18 Flee from sexual immorality. All other sins a person commits are outside the body, but whoever sins sexually, sins against their own body.

Other Translations of 1 Corinthians 6:18

King James Version

18 Flee fornication. Every sin that a man doeth is without the body; but he that committeth fornication sinneth against his own body.

English Standard Version

18 Flee from sexual immorality. Every other sinOr Every sin a person commits is outside the body, but the sexually immoral person sins against his own body.

The Message

18 There is a sense in which sexual sins are different from all others. In sexual sin we violate the sacredness of our own bodies, these bodies that were made for God-given and God-modeled love, for "becoming one" with another.

New King James Version

18 Flee sexual immorality. Every sin that a man does is outside the body, but he who commits sexual immorality sins against his own body.

New Living Translation

18 Run from sexual sin! No other sin so clearly affects the body as this one does. For sexual immorality is a sin against your own body.
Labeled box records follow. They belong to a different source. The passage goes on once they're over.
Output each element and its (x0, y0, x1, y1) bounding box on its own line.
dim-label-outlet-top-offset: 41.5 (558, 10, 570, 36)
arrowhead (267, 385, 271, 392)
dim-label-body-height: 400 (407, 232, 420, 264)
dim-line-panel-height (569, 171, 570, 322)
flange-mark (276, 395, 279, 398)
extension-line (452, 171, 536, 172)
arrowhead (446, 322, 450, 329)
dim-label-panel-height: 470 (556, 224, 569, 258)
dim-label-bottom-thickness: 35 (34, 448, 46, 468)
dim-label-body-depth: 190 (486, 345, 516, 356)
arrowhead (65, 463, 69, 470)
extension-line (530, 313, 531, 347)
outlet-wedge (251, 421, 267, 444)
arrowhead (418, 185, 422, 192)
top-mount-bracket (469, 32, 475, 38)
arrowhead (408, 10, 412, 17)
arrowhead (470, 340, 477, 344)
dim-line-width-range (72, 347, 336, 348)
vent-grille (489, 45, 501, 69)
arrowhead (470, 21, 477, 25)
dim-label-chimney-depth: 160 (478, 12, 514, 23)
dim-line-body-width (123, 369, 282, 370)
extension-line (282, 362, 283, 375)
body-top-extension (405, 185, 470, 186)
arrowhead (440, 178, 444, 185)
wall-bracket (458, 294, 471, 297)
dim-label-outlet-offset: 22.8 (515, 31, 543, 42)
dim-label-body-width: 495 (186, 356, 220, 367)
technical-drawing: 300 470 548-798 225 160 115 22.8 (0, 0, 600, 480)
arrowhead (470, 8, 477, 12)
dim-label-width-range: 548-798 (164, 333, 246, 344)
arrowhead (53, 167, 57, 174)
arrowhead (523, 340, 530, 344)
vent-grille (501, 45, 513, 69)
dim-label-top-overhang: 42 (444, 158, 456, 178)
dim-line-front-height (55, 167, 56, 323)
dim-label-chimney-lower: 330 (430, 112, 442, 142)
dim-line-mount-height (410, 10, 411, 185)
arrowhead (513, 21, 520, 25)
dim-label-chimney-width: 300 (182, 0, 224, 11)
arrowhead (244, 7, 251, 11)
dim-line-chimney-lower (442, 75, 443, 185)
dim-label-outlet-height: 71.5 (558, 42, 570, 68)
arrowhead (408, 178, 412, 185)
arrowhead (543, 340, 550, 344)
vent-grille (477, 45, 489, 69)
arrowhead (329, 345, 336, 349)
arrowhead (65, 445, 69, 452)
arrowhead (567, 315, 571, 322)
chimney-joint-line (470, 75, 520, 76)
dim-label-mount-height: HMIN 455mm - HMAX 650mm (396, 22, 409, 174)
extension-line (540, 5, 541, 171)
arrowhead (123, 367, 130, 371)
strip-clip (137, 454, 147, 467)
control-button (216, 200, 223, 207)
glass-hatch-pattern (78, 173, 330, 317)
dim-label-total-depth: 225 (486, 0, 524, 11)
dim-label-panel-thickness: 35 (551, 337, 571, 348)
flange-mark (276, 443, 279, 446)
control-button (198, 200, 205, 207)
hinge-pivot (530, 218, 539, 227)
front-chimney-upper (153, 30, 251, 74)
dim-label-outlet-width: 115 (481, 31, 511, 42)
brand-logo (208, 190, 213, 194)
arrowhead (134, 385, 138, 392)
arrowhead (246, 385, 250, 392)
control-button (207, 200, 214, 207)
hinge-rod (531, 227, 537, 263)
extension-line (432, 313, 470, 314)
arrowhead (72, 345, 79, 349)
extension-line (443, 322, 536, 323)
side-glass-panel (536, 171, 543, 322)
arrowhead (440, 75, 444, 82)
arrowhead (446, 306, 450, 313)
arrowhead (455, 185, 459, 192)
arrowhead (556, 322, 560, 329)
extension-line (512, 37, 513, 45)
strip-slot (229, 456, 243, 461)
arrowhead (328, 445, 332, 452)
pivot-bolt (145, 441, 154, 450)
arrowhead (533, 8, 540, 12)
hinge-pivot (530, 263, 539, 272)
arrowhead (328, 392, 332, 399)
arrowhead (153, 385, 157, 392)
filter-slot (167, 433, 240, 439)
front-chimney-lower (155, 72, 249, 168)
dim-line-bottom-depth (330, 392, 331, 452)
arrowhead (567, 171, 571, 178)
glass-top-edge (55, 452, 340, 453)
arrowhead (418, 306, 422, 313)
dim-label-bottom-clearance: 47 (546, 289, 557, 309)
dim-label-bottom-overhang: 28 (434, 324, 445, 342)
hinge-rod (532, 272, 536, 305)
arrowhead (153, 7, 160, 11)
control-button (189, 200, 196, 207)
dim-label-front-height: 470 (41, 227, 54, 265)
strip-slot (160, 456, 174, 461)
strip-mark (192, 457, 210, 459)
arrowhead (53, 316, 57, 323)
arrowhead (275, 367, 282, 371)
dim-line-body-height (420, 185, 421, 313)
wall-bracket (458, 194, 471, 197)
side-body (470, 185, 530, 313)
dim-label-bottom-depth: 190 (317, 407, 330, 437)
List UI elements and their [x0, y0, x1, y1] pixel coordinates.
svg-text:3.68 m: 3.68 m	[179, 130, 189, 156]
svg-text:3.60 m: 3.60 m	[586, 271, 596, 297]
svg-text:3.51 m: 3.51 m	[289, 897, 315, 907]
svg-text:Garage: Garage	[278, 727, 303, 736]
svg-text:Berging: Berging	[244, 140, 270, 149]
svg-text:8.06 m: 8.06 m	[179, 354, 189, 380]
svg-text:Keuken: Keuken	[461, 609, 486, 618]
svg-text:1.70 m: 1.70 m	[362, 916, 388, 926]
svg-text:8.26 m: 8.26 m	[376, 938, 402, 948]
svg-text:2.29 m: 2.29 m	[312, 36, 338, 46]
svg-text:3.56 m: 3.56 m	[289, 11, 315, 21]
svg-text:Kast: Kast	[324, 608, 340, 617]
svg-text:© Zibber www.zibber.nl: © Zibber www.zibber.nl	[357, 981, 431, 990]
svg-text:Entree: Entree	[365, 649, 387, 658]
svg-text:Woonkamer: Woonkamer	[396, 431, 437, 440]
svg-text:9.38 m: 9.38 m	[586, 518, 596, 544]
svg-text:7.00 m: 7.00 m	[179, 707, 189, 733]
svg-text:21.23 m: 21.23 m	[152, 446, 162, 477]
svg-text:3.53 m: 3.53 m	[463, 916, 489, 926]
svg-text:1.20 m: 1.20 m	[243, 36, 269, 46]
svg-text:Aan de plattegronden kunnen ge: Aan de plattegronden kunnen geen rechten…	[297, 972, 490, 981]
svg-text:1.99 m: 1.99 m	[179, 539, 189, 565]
Matthew Henry's Commentary on 1 Corinthians 6:18

Commentary on 1 Corinthians 6:12-20

(Read 1 Corinthians 6:12-20)

Some among the Corinthians seem to have been ready to say, All things are lawful for me. This dangerous conceit St. Paul opposes. There is a liberty wherewith Christ has made us free, in which we must stand fast. But surely a Christian would never put himself into the power of any bodily appetite. The body is for the Lord; is to be an instrument of righteousness to holiness, therefore is never to be made an instrument of sin. It is an honour to the body, that Jesus Christ was raised from the dead; and it will be an honour to our bodies, that they will be raised. The hope of a resurrection to glory, should keep Christians from dishonouring their bodies by fleshly lusts. And if the soul be united to Christ by faith, the whole man is become a member of his spiritual body. Other vices may be conquered in fight; that here cautioned against, only by flight. And vast multitudes are cut off by this vice in its various forms and consequences. Its effects fall not only directly upon the body, but often upon the mind. Our bodies have been redeemed from deserved condemnation and hopeless slavery by the atoning sacrifice of Christ. We are to be clean, as vessels fitted for our Master's use. Being united to Christ as one spirit, and bought with a price of unspeakable value, the believer should consider himself as wholly the Lord's, by the strongest ties. May we make it our business, to the latest day and hour of our lives, to glorify God with our bodies, and with our spirits which are his.